Yalnız kaldığımız zamanlarda birine ihtiyaç duyduğumuz anlarda insandan yana yoksunluk duyduğumuzda, kendimize yaradanın içimizdeki var olan sevgisiyle şefkatiyle yaklaşmak ilaç gibi gelir.

Öz şefkat içimizde keşfedilmeyi bekleyen bir hazine gibi duruyor. Diğer insanlara gösterdiğimiz ‘insanlığı’ kendimize de göstermeyi deneyimleyebiliriz.

Araştırma sonuçlarına göre insanlar (ölüm, kaza, deprem, yangın vb. bireysel olmadığı için toplu yapılan yardım olmasından dolayı) acının dorukta olduğu zamanlarda birbirlerine duydukları şefkati (kendilerini güven de hissetmek için daha fazla diğerine yardım ederler) başarılı oldukları zamanlarda, birbirlerini çekemezler, (edinilmiş kazanımlarını aşağı çekmek için çabalarlar). Kendine öz şefkati olan kişi adil davranmaya yönelebilir.
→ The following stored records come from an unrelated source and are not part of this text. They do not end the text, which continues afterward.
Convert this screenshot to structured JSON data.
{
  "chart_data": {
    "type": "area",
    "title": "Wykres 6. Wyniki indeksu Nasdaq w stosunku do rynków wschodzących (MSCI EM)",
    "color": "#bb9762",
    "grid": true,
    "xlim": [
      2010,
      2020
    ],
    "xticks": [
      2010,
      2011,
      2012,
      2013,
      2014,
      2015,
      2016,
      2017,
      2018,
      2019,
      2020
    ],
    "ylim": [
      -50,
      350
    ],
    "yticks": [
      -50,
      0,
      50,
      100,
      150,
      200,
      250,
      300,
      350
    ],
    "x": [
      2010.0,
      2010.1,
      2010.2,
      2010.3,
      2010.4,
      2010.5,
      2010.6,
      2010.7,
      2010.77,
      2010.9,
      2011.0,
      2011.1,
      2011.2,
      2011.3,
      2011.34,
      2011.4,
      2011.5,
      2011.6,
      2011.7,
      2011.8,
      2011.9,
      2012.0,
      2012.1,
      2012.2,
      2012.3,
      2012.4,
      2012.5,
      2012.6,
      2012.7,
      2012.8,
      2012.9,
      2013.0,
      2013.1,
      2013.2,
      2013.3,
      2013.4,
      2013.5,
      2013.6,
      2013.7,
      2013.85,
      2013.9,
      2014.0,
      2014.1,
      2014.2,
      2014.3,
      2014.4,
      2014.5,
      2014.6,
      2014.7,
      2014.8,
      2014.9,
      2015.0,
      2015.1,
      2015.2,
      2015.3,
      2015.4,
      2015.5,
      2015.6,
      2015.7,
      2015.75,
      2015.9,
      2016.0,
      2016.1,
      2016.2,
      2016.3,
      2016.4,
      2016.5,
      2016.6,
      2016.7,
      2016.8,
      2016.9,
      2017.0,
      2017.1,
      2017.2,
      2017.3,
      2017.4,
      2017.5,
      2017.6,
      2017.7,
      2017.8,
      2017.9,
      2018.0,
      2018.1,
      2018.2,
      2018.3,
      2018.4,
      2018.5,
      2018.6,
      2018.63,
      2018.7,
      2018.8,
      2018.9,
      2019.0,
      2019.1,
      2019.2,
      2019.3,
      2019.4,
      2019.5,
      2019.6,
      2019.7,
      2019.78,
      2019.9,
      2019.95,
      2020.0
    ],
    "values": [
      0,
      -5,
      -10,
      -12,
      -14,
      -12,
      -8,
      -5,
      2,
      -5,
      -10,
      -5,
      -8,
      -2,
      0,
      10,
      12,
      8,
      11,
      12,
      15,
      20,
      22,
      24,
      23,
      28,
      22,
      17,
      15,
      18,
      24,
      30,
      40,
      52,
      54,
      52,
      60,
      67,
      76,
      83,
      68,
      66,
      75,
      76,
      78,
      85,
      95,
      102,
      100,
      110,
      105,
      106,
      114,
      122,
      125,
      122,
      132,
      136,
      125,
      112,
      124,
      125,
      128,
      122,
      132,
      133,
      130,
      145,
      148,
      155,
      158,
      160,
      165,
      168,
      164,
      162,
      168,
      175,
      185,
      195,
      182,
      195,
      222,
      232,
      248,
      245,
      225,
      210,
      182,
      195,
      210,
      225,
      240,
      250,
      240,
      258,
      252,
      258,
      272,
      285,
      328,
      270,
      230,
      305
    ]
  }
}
İçimizde doğal olarak var olan sevgiyi, iyiliği, şefkati önce kendimize, sonra diğerlerine gösterebilme yeteneğidir öz şefkat…

“Bu ilişki biçimi benim canımı çok yakıyor!” Yani kötü hissettiren her şeyi fark etmek, kabul etmek, bulunduğumuz koşula ve kişiliğimize nasıl uyarlamamız gerektiğinin tespitini yapabilmektir öz şefkat. Sıkıntı yaşadığınız durumların farkında olmak da öz şefkattir.
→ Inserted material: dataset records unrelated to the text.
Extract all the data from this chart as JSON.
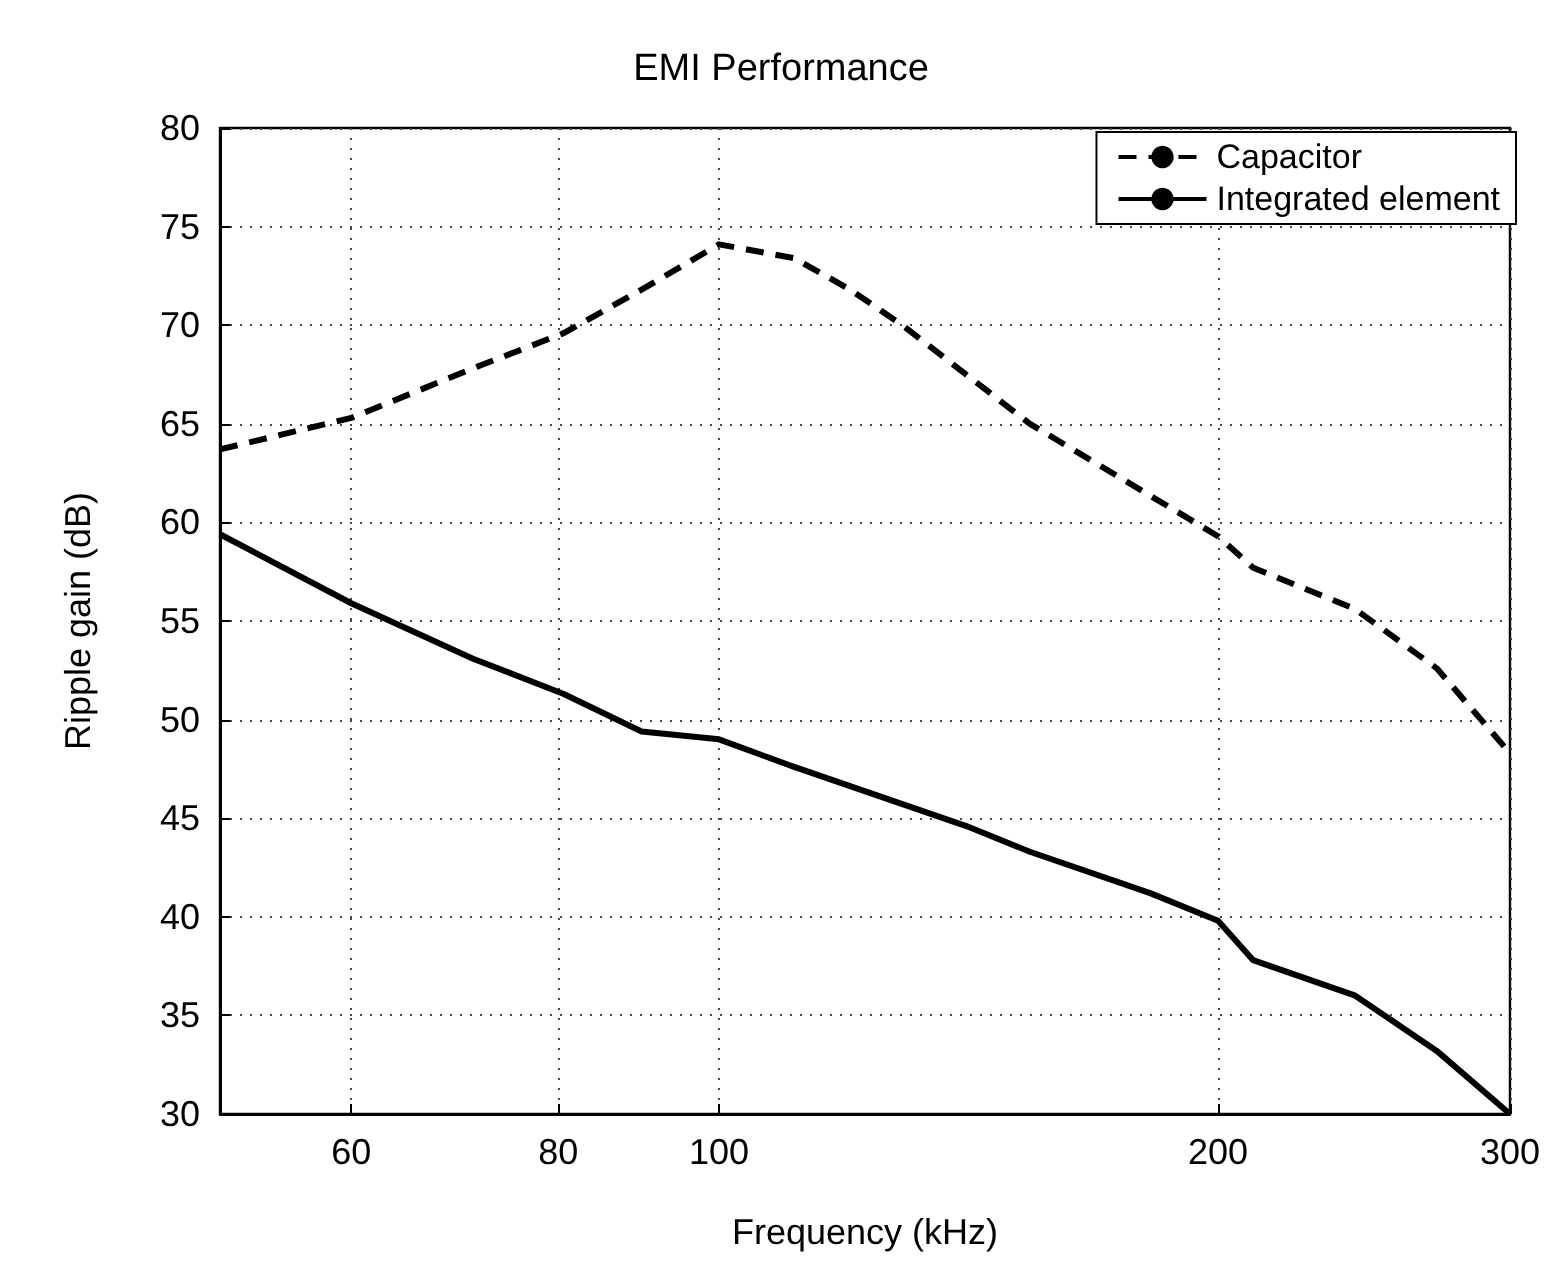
{
  "chart_data": {
    "type": "line",
    "title": "EMI Performance",
    "xlabel": "Frequency (kHz)",
    "ylabel": "Ripple gain (dB)",
    "log": "x",
    "xlim": [
      50,
      300
    ],
    "xticks": [
      60,
      80,
      100,
      200,
      300
    ],
    "ylim": [
      30,
      80
    ],
    "yticks": [
      30,
      35,
      40,
      45,
      50,
      55,
      60,
      65,
      70,
      75,
      80
    ],
    "grid": true,
    "legend": "top right",
    "marker": "none",
    "series": [
      {
        "name": "Capacitor",
        "color": "#000000",
        "line_style": "dashed",
        "x": [
          50,
          60,
          71,
          80.6,
          89.8,
          100,
          111,
          120,
          129,
          154,
          200,
          210,
          242,
          271,
          300
        ],
        "values": [
          63.7,
          65.3,
          67.8,
          69.6,
          71.8,
          74.1,
          73.4,
          71.8,
          70.0,
          65.0,
          59.3,
          57.7,
          55.6,
          52.6,
          48.3
        ]
      },
      {
        "name": "Integrated element",
        "color": "#000000",
        "line_style": "solid",
        "x": [
          50,
          60,
          71,
          80.6,
          89.8,
          100,
          111,
          141,
          154,
          182,
          200,
          210,
          242,
          271,
          300
        ],
        "values": [
          59.4,
          55.9,
          53.1,
          51.3,
          49.4,
          49.0,
          47.6,
          44.6,
          43.3,
          41.2,
          39.8,
          37.8,
          36.0,
          33.2,
          30.0
        ]
      }
    ]
  }
}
Farkındalıkta amaç, bilinçsiz olarak kendimize yüklediğimiz yüklerden kurtulmaktır. Kendimize iyi davranmak…

“Istırabın kendisi o kadar kötü değildir; asıl acı veren şey, ıstırap çekmenin kişinin zoruna gitmesidir.” (Allen GINSBERG)

İyilik veya kötülük atacağımız küçük adımlarla başlar ve her iki yönde de tercihen devam eder. Duygular ve düşünceler de böyledir. Neye önem verir onu içimizde büyütürsek o büyür. Sevgiyse sevgi, kinse kin, nefretse nefreti büyütürüz. Dedikodu yaptıkça dedikodular çoğalırken kendimize şefkat sevgi gösterdikçe de hayata bakışımız daha da anlamlı hale gelebilir.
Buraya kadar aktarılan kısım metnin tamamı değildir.